No, what will kill you are the instant death traps, which are used liberally and often cheaply to ensure as many deaths as possible. Most are avoidable, but sometimes the game will task you will something inane, like hovering between two instant death traps placed on ceilings and floors of varying heights. Did you die? Do it again. Oh, you died three times. Play the entire level again. Don’t forget to listen to Sanda’s funny jokes about hacking!
You would think that a studio with the experience Comcept has would know better, but Mighty No 9. is drowning in amateur mistakes. One of the most glaring examples is on Mighty No. 8’s stage. Unlike most other stages, the stage actively involves hunting down No. 8, aka Countershade, which means you can travel anywhere on the stage at any time instead of just going from left to right. Pretty neat, right? The issue is that the stage is covered in instant death traps, and dying even once means you have to do the entire thing all over again. Yes, to get to the boss, you have to do the entire stage without dying. Enjoy hearing all that in-level dialogue over and over again!
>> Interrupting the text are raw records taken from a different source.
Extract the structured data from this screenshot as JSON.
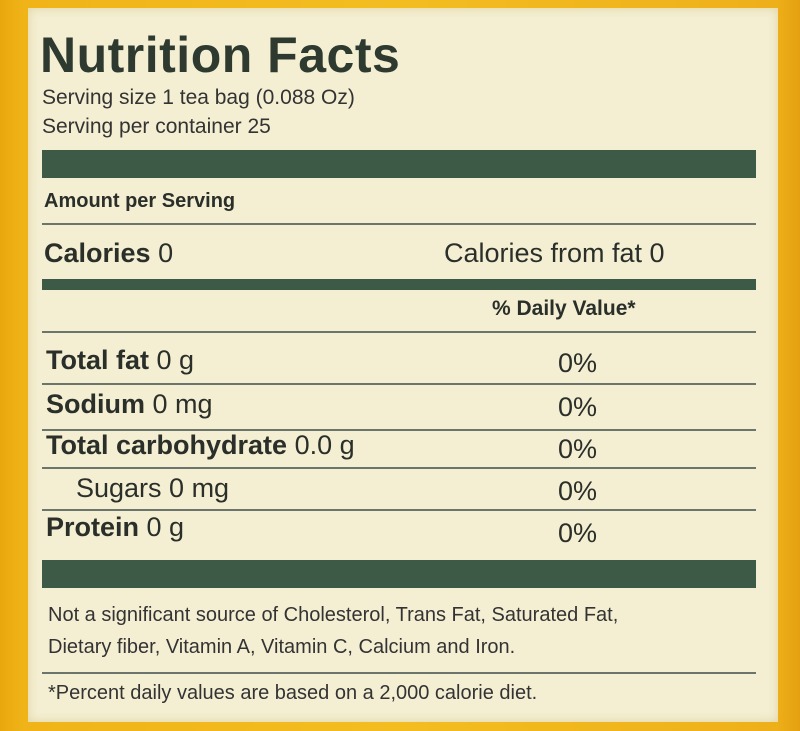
{
  "label": {
    "title": "Nutrition Facts",
    "serving_size": "Serving size 1 tea bag (0.088 Oz)",
    "servings_per_container": "Serving per container 25",
    "amount_per_serving": "Amount per Serving",
    "calories_label": "Calories",
    "calories_value": " 0",
    "calories_from_fat": "Calories from fat 0",
    "daily_value_header": "% Daily Value*",
    "nutrients": [
      {
        "name": "Total fat",
        "amount": " 0 g",
        "dv": "0%"
      },
      {
        "name": "Sodium",
        "amount": " 0 mg",
        "dv": "0%"
      },
      {
        "name": "Total carbohydrate",
        "amount": " 0.0 g",
        "dv": "0%"
      },
      {
        "name": "Sugars 0 mg",
        "amount": "",
        "dv": "0%"
      },
      {
        "name": "Protein",
        "amount": " 0 g",
        "dv": "0%"
      }
    ],
    "footnote_line1": "Not a significant source of Cholesterol, Trans Fat, Saturated Fat,",
    "footnote_line2": "Dietary fiber, Vitamin A, Vitamin C, Calcium and Iron.",
    "daily_value_note": "*Percent daily values are based on a 2,000 calorie diet."
  },
  "colors": {
    "band": "#3c5a45",
    "panel": "#f4efd3",
    "border": "#f0b418"
  }
}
The heartbreaking thing is that Mighty No. 9 is not devoid of good ideas or fun levels. It’s just a game that riddled with every problem a Kickstarter game can have. Stretch goals led to feature creep (How about that boss rush mode? Multiplayer? New levels and characters?) and the addition of multiple platforms, and you can tell all of these things pushed the developers to the brink and diluted the soul of what this game was supposed to be: a spiritual successor to Mega Man.
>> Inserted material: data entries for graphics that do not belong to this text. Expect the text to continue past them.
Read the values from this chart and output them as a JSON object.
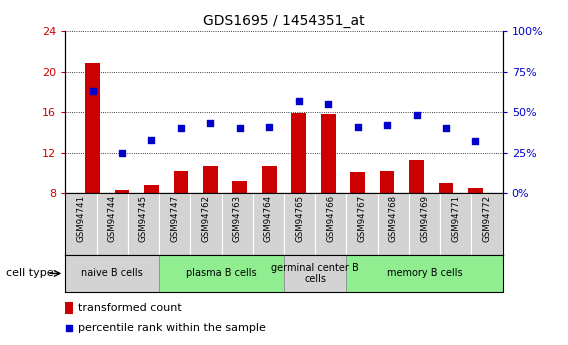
{
  "title": "GDS1695 / 1454351_at",
  "samples": [
    "GSM94741",
    "GSM94744",
    "GSM94745",
    "GSM94747",
    "GSM94762",
    "GSM94763",
    "GSM94764",
    "GSM94765",
    "GSM94766",
    "GSM94767",
    "GSM94768",
    "GSM94769",
    "GSM94771",
    "GSM94772"
  ],
  "transformed_count": [
    20.8,
    8.3,
    8.8,
    10.2,
    10.7,
    9.2,
    10.7,
    15.9,
    15.8,
    10.1,
    10.2,
    11.3,
    9.0,
    8.5
  ],
  "percentile_rank": [
    63,
    25,
    33,
    40,
    43,
    40,
    41,
    57,
    55,
    41,
    42,
    48,
    40,
    32
  ],
  "ylim_left": [
    8,
    24
  ],
  "ylim_right": [
    0,
    100
  ],
  "yticks_left": [
    8,
    12,
    16,
    20,
    24
  ],
  "yticks_right": [
    0,
    25,
    50,
    75,
    100
  ],
  "ytick_labels_right": [
    "0%",
    "25%",
    "50%",
    "75%",
    "100%"
  ],
  "bar_color": "#cc0000",
  "dot_color": "#0000cc",
  "cell_type_groups": [
    {
      "label": "naive B cells",
      "start": 0,
      "end": 2,
      "color": "#d3d3d3"
    },
    {
      "label": "plasma B cells",
      "start": 3,
      "end": 6,
      "color": "#90ee90"
    },
    {
      "label": "germinal center B\ncells",
      "start": 7,
      "end": 8,
      "color": "#d3d3d3"
    },
    {
      "label": "memory B cells",
      "start": 9,
      "end": 13,
      "color": "#90ee90"
    }
  ],
  "sample_box_color": "#d3d3d3",
  "legend_bar_label": "transformed count",
  "legend_dot_label": "percentile rank within the sample",
  "left_tick_color": "#cc0000",
  "right_tick_color": "#0000cc"
}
"I could go on about Mighty No. 9. There’s plenty more words to be written, almost none of them positive. What you need to know is that it is not a good video game."
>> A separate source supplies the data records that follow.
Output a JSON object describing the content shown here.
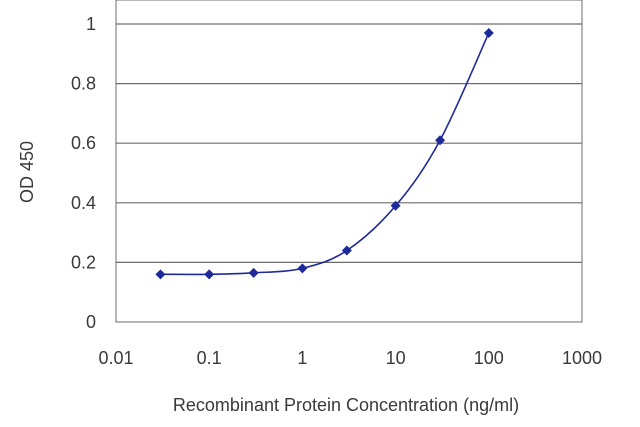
{
  "chart_data": {
    "type": "line",
    "title": "",
    "xlabel": "Recombinant Protein Concentration (ng/ml)",
    "ylabel": "OD 450",
    "x_scale": "log",
    "xlim": [
      0.01,
      1000
    ],
    "ylim": [
      0,
      1
    ],
    "x_ticks": [
      "0.01",
      "0.1",
      "1",
      "10",
      "100",
      "1000"
    ],
    "y_ticks": [
      "0",
      "0.2",
      "0.4",
      "0.6",
      "0.8",
      "1"
    ],
    "grid": "horizontal",
    "legend": "none",
    "series": [
      {
        "color": "#1f2a9a",
        "marker": "diamond",
        "x": [
          0.03,
          0.1,
          0.3,
          1,
          3,
          10,
          30,
          100
        ],
        "y": [
          0.16,
          0.16,
          0.165,
          0.18,
          0.24,
          0.39,
          0.61,
          0.97
        ]
      }
    ]
  }
}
I could go on about Mighty No. 9. There’s plenty more words to be written, almost none of them positive. What you need to know is that it is not a good video game. It is not the game Keiji Inafune sold to us with cool and colorful concept art. It is a bad video game. It’s is loaded down with lots of cool ideas that it never fully explores, and frankly it feels unfinished, unpolished, and unplaytested.
Inafune’s fallen on his sword and taken full responsibility for Mighty No. 9’s failings, and it was the right thing to do. Instead of trying to shoot for a multi-media franchise, maybe Inafune and crew should have focused on making a good game first, and proving that he was a legitimate design talent in the industry, and not just a good artist who produced some great games at Capcom. Right now, he looks like he doesn’t even know how to do that.
I will give credit to Mighty No. 9 for one thing. It made me want to play the old Mega Man games. And if Mega Man is on your mind, that’s what you should do, too. Don’t play this. Play Mega Man. Those are the games you really want, anyway. And maybe, just maybe, Capcom will give them to us someday.
This game was reviewed on the PlayStation 4.
Core gameplay loop is solid. Some of the characters are cool. A couple levels are unique and interesting. Boss fights are generally enjoyable.
Poor voice acting and writing. Most of the characters are annoying. Poor visuals, both technically and stylistically. Bad level design that is overly reliant on instant death traps. No way to skip the constant in-level chatter.
Mighty No. 9 is not a good video game. It’s is loaded down with lots of cool ideas that it never fully explores, and frankly it feels unfinished, unpolished, and unplaytested. It has potential, but right now this game serves as a warning about the dangers of stretch goals and crowdfunding, and only the most die-hard Mega Man fans will find something worthwhile here. Everyone else is better off sticking with the Blue Bomber.